“Anarchy and rebellion”: the 1967 movies that made Ron Howard want to be part of a cinematic revolution
Ron Howard was lucky enough to grow up as Hollywood started to change shape, and as he grew into adolescence and adulthood, he witnessed a cinematic landscape taking form that he could never have predicted when he started his career as a TV star.
The actor of course started out when he was so young that he wouldn’t have even known what cinema really was, his screen debut coming when he was just two years old in the movie Frontier Woman. But by the time he was six, he was a familiar face on American TV screens, appearing as Opie Taylor in The Andy Griffiths Show.
It was here that his interest in the showbiz world began, although it wouldn’t be until the late 1960s, when Howard was a teenager, that he’d discover this new era of American cinema that would light a fuse in his mind – one that he has never been able to put out.
Howard was enamoured by this fresh wave of Hollywood filmmaking which emerged in the wake of movements like the French New Wave over in Europe. The traditional, studio-bound mode of cinema that had dominated the mainstream for years was suddenly turned on its head as the censorial Hays Code was replaced with a more lenient age rating system, allowing graphic violence, nudity, and other taboo themes and images to enter Hollywood.

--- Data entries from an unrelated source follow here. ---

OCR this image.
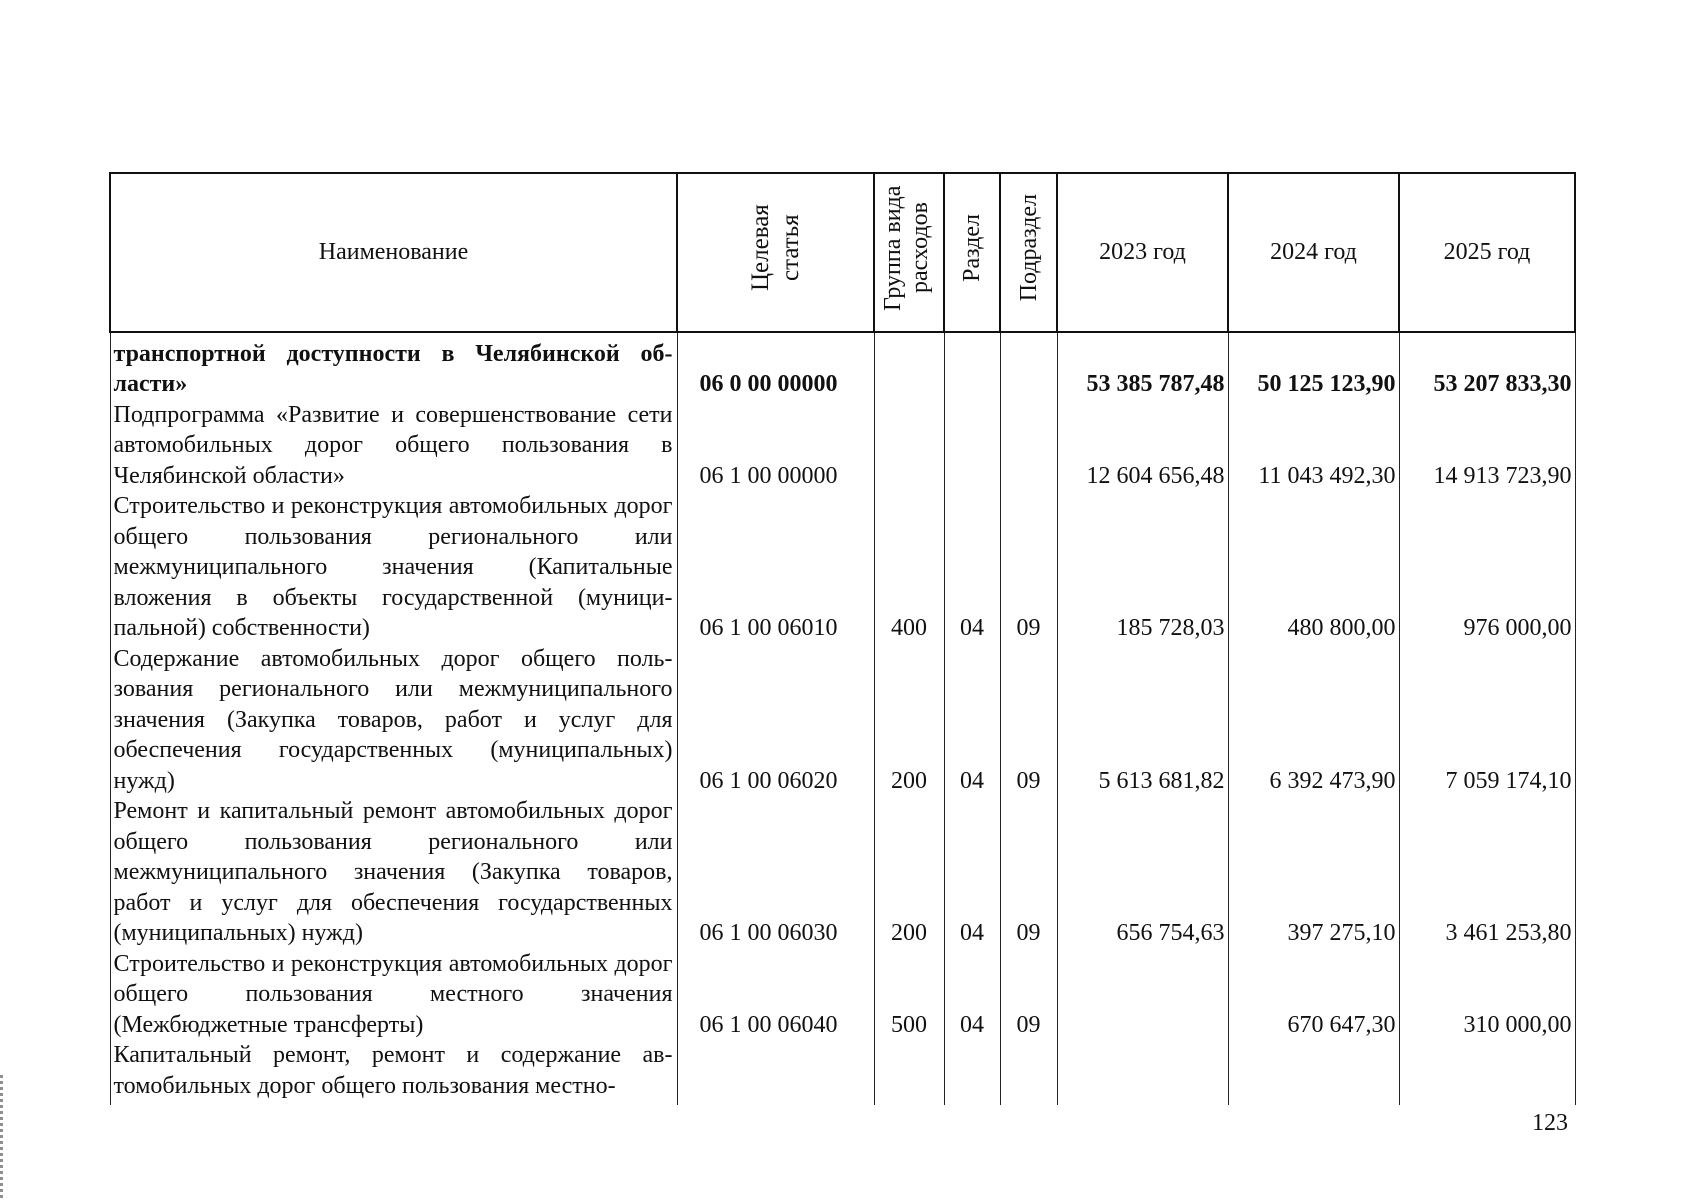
Наименование	Целевая статья	Группа вида расходов	Раздел	Подраздел	2023 год	2024 год	2025 год
транспортной доступности в Челябинской области»	06 0 00 00000				53 385 787,48	50 125 123,90	53 207 833,30
Подпрограмма «Развитие и совершенствование сети автомобильных дорог общего пользования в Челябинской области»	06 1 00 00000				12 604 656,48	11 043 492,30	14 913 723,90
Строительство и реконструкция автомобильных дорог общего пользования регионального или межмуниципального значения (Капитальные вложения в объекты государственной (муниципальной) собственности)	06 1 00 06010	400	04	09	185 728,03	480 800,00	976 000,00
Содержание автомобильных дорог общего пользования регионального или межмуниципального значения (Закупка товаров, работ и услуг для обеспечения государственных (муниципальных) нужд)	06 1 00 06020	200	04	09	5 613 681,82	6 392 473,90	7 059 174,10
Ремонт и капитальный ремонт автомобильных дорог общего пользования регионального или межмуниципального значения (Закупка товаров, работ и услуг для обеспечения государственных (муниципальных) нужд)	06 1 00 06030	200	04	09	656 754,63	397 275,10	3 461 253,80
Строительство и реконструкция автомобильных дорог общего пользования местного значения (Межбюджетные трансферты)	06 1 00 06040	500	04	09		670 647,30	310 000,00
Капитальный ремонт, ремонт и содержание автомобильных дорог общего пользования местно-							
123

As a result, filmmaking became more brutal, more honest, and more nihilistic. Influenced by the experimentalism of independent and European cinema, directors started to take risks, and much of Hollywood’s newfound glory emerged in 1967 – the year that changed everything for Howard.
“When I was 10, one of the directors on The Andy Griffith Show said, ‘I see the way you’re looking at the camera and following rehearsals even when you’re not in the scenes, and I have a feeling you’re gonna be a director,’” Howard told Harvard Business Review. “Then, when I was around 12, I began to fall in love with the movies. The Graduate, Romeo and Juliet, Bonnie and Clyde—those films were a bit neorealist, borrowing from Europe, and had an anarchy and rebellion that was beginning to emerge in American cinema.”
The Graduate and Bonnie and Clyde both emerged in 1967 as monumental turning points for American cinema, particularly the latter, which is often cited as the defining moment of New Hollywood. Arthur Penn’s film was filled with incessant violence – and that final scene, in which the couple are hit with endless bullets, their deaths a brutal end to any hope, any semblance of the American Dream – was indicative of this new mode of filmmaking.
“It was a kind of cinematic revolution. I related to it, and I loved it, and I began to understand that there was this other thing beyond half-hour sitcoms. And the person behind that filmmaking was first and foremost the director. I wanted to play in that sandbox,” Howard explained.
From that moment on, everything changed for him. He continued to act in sitcoms – taking on a long-running role in Happy Days, starting in 1974 – but he made his directorial debut in 1977 with Grand Theft Auto, eventually winning a ‘Best Director’ Oscar in 2002 for A Beautiful Mind.